Luckily, we do have an easy workaround to avoid unexpected site creation. It can be done by leveraging the “Tasks by Planner and To Do” app from Microsoft Teams. As many people may know, every Teams instance has a Sharepoint backed. Microsoft Teams allows multiple plans linking to same Sharepoint site, but under different Teams channel. When creating a plan under teams, just make sure we don’t create a new list or plan under My tasks, but choose from a Teams instance and a channel, then it will be created as a Microsoft Planner instance. Once it’s created, we can automatically see it in https://tasks.office.com. This idea also introduces a tricky practice if I want a list of planner that don’t share to team. The idea is to create a private Teams instance that only I can join.
Though the workaround works fine, it’s still fragile and easy to break the contract if anyone who see entry of https://tasks.office.com from Office 365 web access. As a guy who worked as a system administrator, I will not recommend people try Microsoft Planner without a proper training. Thus, I finally decided to give it up, though still suggest some of my colleagues to try after I set it up for them.
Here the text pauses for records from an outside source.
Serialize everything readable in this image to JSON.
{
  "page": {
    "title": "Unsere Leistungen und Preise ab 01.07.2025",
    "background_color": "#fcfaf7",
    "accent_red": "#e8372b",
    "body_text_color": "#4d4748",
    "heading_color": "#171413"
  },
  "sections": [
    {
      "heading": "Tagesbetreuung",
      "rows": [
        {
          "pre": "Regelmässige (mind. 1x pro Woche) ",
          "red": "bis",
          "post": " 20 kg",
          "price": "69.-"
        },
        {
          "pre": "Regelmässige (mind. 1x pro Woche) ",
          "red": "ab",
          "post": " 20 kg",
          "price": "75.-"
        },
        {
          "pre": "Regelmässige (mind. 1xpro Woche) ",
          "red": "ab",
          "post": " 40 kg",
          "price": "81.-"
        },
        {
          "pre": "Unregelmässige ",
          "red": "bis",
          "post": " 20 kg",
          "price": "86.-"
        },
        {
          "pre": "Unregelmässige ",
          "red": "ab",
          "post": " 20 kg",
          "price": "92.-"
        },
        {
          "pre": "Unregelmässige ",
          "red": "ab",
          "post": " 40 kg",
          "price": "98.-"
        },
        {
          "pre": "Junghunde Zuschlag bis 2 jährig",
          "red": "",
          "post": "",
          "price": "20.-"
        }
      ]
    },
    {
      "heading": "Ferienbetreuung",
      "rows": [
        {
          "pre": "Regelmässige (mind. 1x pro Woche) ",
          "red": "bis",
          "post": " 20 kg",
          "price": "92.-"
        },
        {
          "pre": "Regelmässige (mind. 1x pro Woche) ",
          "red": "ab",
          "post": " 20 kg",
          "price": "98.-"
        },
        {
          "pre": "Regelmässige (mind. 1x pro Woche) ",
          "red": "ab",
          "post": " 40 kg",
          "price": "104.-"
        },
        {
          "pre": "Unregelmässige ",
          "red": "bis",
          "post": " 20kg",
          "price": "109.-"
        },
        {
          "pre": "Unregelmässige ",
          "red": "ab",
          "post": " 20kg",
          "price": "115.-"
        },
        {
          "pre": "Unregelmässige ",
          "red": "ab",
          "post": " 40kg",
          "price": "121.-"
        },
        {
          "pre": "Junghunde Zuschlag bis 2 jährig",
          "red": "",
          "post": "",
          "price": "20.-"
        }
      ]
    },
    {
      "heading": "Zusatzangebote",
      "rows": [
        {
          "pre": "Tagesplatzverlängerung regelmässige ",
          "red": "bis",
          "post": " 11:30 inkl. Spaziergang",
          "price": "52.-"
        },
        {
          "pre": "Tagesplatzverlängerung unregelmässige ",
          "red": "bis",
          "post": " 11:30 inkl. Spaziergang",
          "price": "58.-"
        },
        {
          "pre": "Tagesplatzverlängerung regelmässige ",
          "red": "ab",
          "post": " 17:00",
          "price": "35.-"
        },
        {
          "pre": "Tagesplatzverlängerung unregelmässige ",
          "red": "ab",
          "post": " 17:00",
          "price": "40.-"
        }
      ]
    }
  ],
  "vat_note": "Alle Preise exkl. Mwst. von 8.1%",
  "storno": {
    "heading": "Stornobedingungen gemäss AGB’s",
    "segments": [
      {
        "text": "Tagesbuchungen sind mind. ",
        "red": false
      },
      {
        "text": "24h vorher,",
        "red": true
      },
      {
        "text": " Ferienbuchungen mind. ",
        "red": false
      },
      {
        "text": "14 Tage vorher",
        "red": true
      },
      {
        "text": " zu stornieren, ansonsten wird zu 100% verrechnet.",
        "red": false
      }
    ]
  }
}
A quick re-cap, but not conclusion
We discussed three options so far. Though I finally chose Jira, it’s not my intention to convince everybody use Jira. On the contrary, I believe I found three ways that suitable for different people. For people who just want to know what they are busy with, the OneNote table can work pretty well (Or for guys who are not OneNote fan, we can convert it to other tools like Excel or Evernote without problems). Office clerks with rich Office 365 experience may find Planner can fit all their needs in daily work. As for me, I just pick a solution that can maximize sharing with my colleagues.
It’s still possible, that there are new options offering a better experience someday, or I may eventually choose to create an ideal tool on my own. No matter you choose one of my findings, or your decide to find your own solution, I’m happy that my experience may be helpful. Or, if you have comments or suggestions, feel free to send me an email at fuzhouch@gmail.com.
OK, the long reading comes to an end. Thank you for your patience of walking through here. And Happy Chinese New Year!